Pandora is a two-tier Internet radio platform that offers free listening supported by advertising, and ad-free subscription membership. Westergren clearly articulated how the two programs, with their respective costs and revenues, are balanced. Business growth efforts are concentrated on the ad side, with the premium membership portion considered supplementary. Subscriptions account for 20 percent of revenue. “We’re not a premium business [...] the real name of the game for us is delivering on the ad-supported business [...] that’s really where the home run is.”
Accordingly, the free-listening cap applied during this past summer was not a ploy to drive subscriptions, Westergren said, although it did motivate some users to sign up. The cap’s purpose was to solve under-monetization of a portion of non-paying mobile listeners. When that loss was corrected (no specifics there from Westergren), the cap was removed.
When it comes to supplanting broadcast radio, distribution is paramount. The Pandora founder talked about capturing market share in cars and in homes (neatly corresponding to survey results released yesterday by Edison Research showing car and home as AM/FM strongholds), and a strategy of ubiquity. A significant portion of Pandora’s engineering force is dedicated to embedding the service in all kinds of devices, from dashboards to in-car CD players to refrigerators.
If device distribution is proceeding quickly, geographic expansion is stalled. According to Westergren, the problem is music rights negotiations. It’s no secret that Pandora is struggling with content costs. “Rights administration is just not a very healthy part of the music business [...] rights are granted country by country, territory by territory.” Pandora was able to open in Australia and New Zealand because of favorable royalty setups, but has been thwarted in other regions because of licensing obstacles. “As we think about deploying in new countries, right now we can’t even begin to do it.”
A few other points:
- Pandora is embedded in over 1,000 devices.
- The service’s recommendation engine, built on the Music Genome Project, is enhanced by over 36-billion up/down votes by users.

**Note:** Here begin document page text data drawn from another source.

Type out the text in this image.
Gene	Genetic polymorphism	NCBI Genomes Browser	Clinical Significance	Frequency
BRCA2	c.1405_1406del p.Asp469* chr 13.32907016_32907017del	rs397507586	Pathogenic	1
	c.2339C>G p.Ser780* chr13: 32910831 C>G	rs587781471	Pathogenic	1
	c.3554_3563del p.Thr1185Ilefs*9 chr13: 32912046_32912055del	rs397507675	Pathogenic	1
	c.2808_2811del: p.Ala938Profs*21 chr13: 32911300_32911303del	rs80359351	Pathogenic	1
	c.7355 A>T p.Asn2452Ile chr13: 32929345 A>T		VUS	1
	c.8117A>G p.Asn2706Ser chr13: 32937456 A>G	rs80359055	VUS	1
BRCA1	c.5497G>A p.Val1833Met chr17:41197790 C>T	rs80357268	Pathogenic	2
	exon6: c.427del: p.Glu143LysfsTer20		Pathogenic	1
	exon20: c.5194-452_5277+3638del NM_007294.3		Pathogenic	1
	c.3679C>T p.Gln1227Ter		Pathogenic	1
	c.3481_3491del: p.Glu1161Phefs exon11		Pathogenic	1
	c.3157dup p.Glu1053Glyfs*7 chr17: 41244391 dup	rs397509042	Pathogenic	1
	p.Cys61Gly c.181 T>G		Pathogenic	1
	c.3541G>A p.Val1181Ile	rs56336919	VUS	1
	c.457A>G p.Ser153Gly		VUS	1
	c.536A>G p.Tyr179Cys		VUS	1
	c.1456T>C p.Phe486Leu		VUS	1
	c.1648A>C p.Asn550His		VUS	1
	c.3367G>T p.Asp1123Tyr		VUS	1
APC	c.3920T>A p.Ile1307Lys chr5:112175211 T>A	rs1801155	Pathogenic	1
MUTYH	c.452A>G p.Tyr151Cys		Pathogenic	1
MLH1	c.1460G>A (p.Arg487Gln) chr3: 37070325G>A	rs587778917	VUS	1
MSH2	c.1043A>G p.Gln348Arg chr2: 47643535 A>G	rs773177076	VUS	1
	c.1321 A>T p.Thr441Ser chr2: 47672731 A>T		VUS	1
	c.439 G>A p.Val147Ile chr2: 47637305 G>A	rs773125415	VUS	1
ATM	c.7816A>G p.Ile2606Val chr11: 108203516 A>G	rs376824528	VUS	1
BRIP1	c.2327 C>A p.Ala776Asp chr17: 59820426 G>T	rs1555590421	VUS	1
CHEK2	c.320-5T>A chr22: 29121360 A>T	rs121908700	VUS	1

- Westergren has been aggressively hiring local sales specialists, region by region according to market share.
- There is no immediate, specific plan for recently-raised capital. Acquisitions are possible, but nothing on the horizon.
- Pandora’s audio ad load will never approach that of broadcast radio. It is possible to achieve a “fantastic business” with fewer commercials.
- Westergren likes the Nielsen/Arbitron merger for the usual “common currency” reasons.
- The competitive impact of iTunes Radio will be “modest.” Pandora has faced many large competitors, and its share has grown.
- Pandora is the third-largest generator of mobile revenue.